Diários da pandemia - #Dia 5: indignação

Durante os 12 dias que ficamos em isolamento, no início da pandemia de Covid-19, eu e minha esposa decidimos escrever diariamente sobre um tema que escolhíamos, relacionado àquele momento de tensão e incerteza, tentando nos manter serenos e filtrar o bombardeio de notícias, fake news e tudo o mais que vinha da rua. 

Passados 3 anos desses dias isolados e do pior da pandemia, vou reproduzir aqui - com permissão da Cacá - esses textos que refletem como estávamos vendo e vivendo aquele período tão diferente de tudo o que havíamos vivido até então, e que nos ajudaram a ficarmos conectados à realidade e a nós mesmos.

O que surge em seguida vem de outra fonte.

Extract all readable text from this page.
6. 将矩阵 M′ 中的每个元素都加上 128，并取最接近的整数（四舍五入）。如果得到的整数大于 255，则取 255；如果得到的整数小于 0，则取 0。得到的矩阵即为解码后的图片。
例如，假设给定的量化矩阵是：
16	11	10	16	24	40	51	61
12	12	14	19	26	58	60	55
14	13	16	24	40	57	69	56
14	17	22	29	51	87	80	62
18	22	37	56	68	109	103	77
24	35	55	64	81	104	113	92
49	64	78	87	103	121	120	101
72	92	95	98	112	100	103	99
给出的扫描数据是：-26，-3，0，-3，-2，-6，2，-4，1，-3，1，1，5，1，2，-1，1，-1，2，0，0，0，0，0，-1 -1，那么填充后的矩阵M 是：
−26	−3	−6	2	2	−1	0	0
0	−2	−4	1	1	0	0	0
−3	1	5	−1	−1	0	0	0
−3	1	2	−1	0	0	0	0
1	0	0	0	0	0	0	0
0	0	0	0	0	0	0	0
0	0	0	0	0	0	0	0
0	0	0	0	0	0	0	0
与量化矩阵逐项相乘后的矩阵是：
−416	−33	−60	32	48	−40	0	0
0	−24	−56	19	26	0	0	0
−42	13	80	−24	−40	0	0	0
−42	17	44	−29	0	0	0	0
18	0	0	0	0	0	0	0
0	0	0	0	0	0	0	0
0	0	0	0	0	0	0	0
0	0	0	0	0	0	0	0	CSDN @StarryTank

#DIA 5 (25/03/2020) - TEMA: INDIGNAÇÃO


Ela:

Indignar-se. Ser provocado. Desgostar-se, aborrecer-se, zangar-se, irritar-se, irar-se. Molestar-se, ofender-se. Seria a indignação aquela centelha necessária  para repensarmos as coisas, questionarmos, iniciarmos o movimento de  mudança? Ou ela traria consigo ira, ranço,  cegueira -  nos impedindo de pensarmos com clareza  em como devemos agir  perante a situação que nos desagrada? É difícil mensurar, encontrar o equilíbrio e ponderar nos momentos difíceis: entender se a indignação está nos causando o desconforto  necessário ou nos empurrando ladeira abaixo, nos afastando do que acreditamos e de quem somos. Exercitar a empatia – colocar-se no lugar do outro- parece praticamente impossível quando nos sentimos feridos, manipulados ou provocados e, consequentemente, indignados. Mas talvez o correto seja fazermos exatamente isto: procurar entender o que levaria uma pessoa a desencadear estes sentimentos negativos em nosso íntimo. Quais suas motivações e objetivos: o que ela pretende quando nos provoca. Se depois disto ainda nos sentirmos feridos e provocados, agirmos ponderada e conscientemente, mantendo a capacidade de discernimento acima da nossa indignação. Precisamos entender, acima de tudo, que nenhum sentimento negativo deve ser a justificativa para atos que não condizem com nossa forma de viver e pensar. Nossa verdade é o que temos de mais precioso, e só nos sentimos confiantes e fortes quando percebemos que agimos através dela.


Eu:

Dia de indignação contra a ignorância, que, a seu modo, pode ser a pior das epidemias e impor os maiores danos. E a indignação é maior quando nos sentimos impotentes frente à ignorância alheia, que não é ignorante só por ser alheia, mas por atentar contra qualquer razoabilidade. Indignação por ver o errado, o injusto e o mal ocuparem espaços que lhes seriam inadmissíveis, mas dos quais se apropriaram e de onde obscurecem qualquer racionalidade, apesar dos protestos dos que, indignados, ainda enxergam com alguma clareza. No entanto, a indignação forma as ondas que provocam as rachaduras que levam à ruptura de uma situação insustentável, e assim sucessivamente, até que o equilíbrio se instala, ao que também chamamos de paz ou, apenas, bom senso.